Part of California Governor Brown’s Clean Energy Jobs Plan is the goal of increasing combined heat and power (CHP) generation in the state by an additional 6.5 gigawatts (GW) by 2030. In 2009, the California Public Utilities Commission’s Self-Generation Incentive Program (SGIP) database identified only 0.25 GW of small scale CHP. With the financial incentives of the SGIP program expiring in early 2016, Lawrence Berkeley National Laboratory (Berkeley Lab) researchers evaluated scenarios to identify the optimal paths to meet the remaining CHP generation goal in the commercial sector.

Using the Distributed Energy Resources Customer Adoption Model (DER-CAM), a Berkeley Lab researcher team lead by scientist Michael Stadler evaluated an integrated approach that optimizes the adoption of distributed energy resources (DER). This study focused on commercial-sector CHP, especially those above a 50 to 100 kilowatt (kW) peak electricity load, and its potential contribution by 2020 and by 2030. The study looked at 147 representative sites and in particular concentrated on restaurants because they consume 25 percent of the natural gas in California. The research team conducted more than 8,000 individual optimization runs, with different assumptions for electric tariffs, natural gas costs, marginal grid carbon dioxide (CO2) emissions, nitrogen oxide treatment costs, SGIP, fuel cell lifetime, fuel-cell efficiency, PV installation costs, and payback periods.

Results from assuming an extension of the SGIP to 2020 were encouraging.
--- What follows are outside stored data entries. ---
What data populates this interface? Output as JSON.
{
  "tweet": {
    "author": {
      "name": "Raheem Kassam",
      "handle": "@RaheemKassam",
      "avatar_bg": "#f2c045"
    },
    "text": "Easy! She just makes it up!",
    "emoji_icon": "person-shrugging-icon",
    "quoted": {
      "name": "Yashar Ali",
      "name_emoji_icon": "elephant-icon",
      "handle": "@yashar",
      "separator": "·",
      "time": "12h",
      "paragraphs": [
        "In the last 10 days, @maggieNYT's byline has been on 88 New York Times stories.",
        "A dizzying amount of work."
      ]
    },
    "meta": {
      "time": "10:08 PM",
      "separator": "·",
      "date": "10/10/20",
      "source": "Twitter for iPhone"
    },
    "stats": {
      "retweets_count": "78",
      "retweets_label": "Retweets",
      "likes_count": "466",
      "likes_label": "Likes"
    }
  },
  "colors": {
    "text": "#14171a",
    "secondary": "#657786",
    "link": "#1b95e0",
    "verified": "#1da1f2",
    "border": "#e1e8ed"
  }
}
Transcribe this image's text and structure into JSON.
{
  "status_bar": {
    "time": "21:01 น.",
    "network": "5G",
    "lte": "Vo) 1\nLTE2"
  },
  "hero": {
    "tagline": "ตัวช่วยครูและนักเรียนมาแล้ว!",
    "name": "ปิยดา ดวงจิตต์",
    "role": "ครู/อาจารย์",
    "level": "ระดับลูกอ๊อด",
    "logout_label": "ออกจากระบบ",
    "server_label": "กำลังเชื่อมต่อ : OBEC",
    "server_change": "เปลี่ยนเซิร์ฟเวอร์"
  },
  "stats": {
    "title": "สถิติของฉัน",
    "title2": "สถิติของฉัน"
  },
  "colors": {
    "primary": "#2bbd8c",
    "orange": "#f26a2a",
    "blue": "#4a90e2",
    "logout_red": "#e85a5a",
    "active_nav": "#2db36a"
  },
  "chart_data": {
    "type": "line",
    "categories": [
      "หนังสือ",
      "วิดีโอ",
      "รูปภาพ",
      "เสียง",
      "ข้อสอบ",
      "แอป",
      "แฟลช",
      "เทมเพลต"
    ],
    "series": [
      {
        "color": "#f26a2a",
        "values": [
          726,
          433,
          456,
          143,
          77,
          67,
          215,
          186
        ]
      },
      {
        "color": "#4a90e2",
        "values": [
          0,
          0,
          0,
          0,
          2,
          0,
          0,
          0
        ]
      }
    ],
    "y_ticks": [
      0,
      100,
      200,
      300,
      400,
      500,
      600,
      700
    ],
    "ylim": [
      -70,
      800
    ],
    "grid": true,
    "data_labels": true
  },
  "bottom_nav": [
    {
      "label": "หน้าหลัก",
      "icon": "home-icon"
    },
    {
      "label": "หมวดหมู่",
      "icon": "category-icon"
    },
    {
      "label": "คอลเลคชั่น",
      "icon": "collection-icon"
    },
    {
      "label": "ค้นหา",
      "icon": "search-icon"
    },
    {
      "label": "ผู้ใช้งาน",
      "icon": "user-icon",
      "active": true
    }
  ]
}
The most optimistic CHP potential contribution in 2020 was found to be 2.7 GW, given a 46% average electric efficiency for fuel cells, a 10-year payback period for investments, and a focused CO2 approach by building owners.
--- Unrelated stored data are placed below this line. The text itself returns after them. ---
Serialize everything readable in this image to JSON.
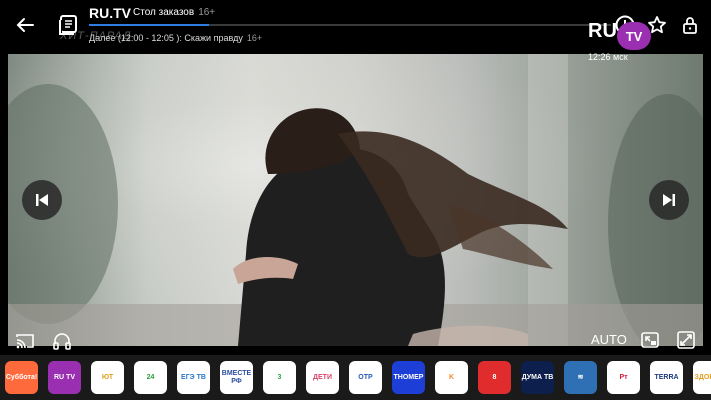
{
  "header": {
    "channel_name": "RU.TV",
    "program_title": "Стол заказов",
    "program_age": "16+",
    "progress": 0.23,
    "next_program": "Далее (12:00 - 12:05 ): Скажи правду",
    "next_age": "16+"
  },
  "video": {
    "logo_ru": "RU",
    "logo_tv": "TV",
    "clock": "12:26 мск",
    "watermark": "ХИТ-ПАРАД"
  },
  "controls": {
    "quality_label": "AUTO"
  },
  "icons": {
    "back": "arrow-left-icon",
    "epg": "tv-guide-icon",
    "report": "alert-circle-icon",
    "favorite": "star-icon",
    "lock": "lock-icon",
    "prev": "skip-previous-icon",
    "next": "skip-next-icon",
    "cast": "cast-icon",
    "audio": "headphones-icon",
    "pip": "picture-in-picture-icon",
    "fullscreen": "fullscreen-icon"
  },
  "channels": [
    {
      "label": "Субботa!",
      "bg": "#ff6a3d",
      "fg": "#ffffff"
    },
    {
      "label": "RU TV",
      "bg": "#9b2fb2",
      "fg": "#ffffff"
    },
    {
      "label": "ЮТ",
      "bg": "#ffffff",
      "fg": "#e0a020"
    },
    {
      "label": "24",
      "bg": "#ffffff",
      "fg": "#2e9d3a"
    },
    {
      "label": "ЕГЭ ТВ",
      "bg": "#ffffff",
      "fg": "#2a79c9"
    },
    {
      "label": "ВМЕСТЕ РФ",
      "bg": "#ffffff",
      "fg": "#2b4fa0"
    },
    {
      "label": "3",
      "bg": "#ffffff",
      "fg": "#2da44e"
    },
    {
      "label": "ДЕТИ",
      "bg": "#ffffff",
      "fg": "#d9446b"
    },
    {
      "label": "ОТР",
      "bg": "#ffffff",
      "fg": "#2a5bb8"
    },
    {
      "label": "ТНОМЕР",
      "bg": "#1d3fd8",
      "fg": "#ffffff"
    },
    {
      "label": "K",
      "bg": "#ffffff",
      "fg": "#f08a24"
    },
    {
      "label": "8",
      "bg": "#e02c2c",
      "fg": "#ffffff"
    },
    {
      "label": "ДУМА ТВ",
      "bg": "#0d1f4d",
      "fg": "#ffffff"
    },
    {
      "label": "≋",
      "bg": "#2f6fb3",
      "fg": "#ffffff"
    },
    {
      "label": "Рт",
      "bg": "#ffffff",
      "fg": "#d21f3c"
    },
    {
      "label": "TERRA",
      "bg": "#ffffff",
      "fg": "#1b3a78"
    },
    {
      "label": "ЗДОРОВ",
      "bg": "#ffffff",
      "fg": "#e0a020"
    }
  ]
}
Results for 2030 were more complicated, because those runs assumed that the SGIP had expired and that carbon-based utility generation sources had decreased. By 2030, the most optimistic modeling scenario showed a 2.5 GW CHP contribution, assuming a 60% electric efficiency and 20‑year lifetime for fuel cells, a 10-year payback period, and building owners implementing a CO2 minimization strategy. However, the results of CHP potential in 2030 showed a wide range, which demonstrated that the interactions between technologies, policies, and customer objectives would need to be well aligned to achieve the optimal result.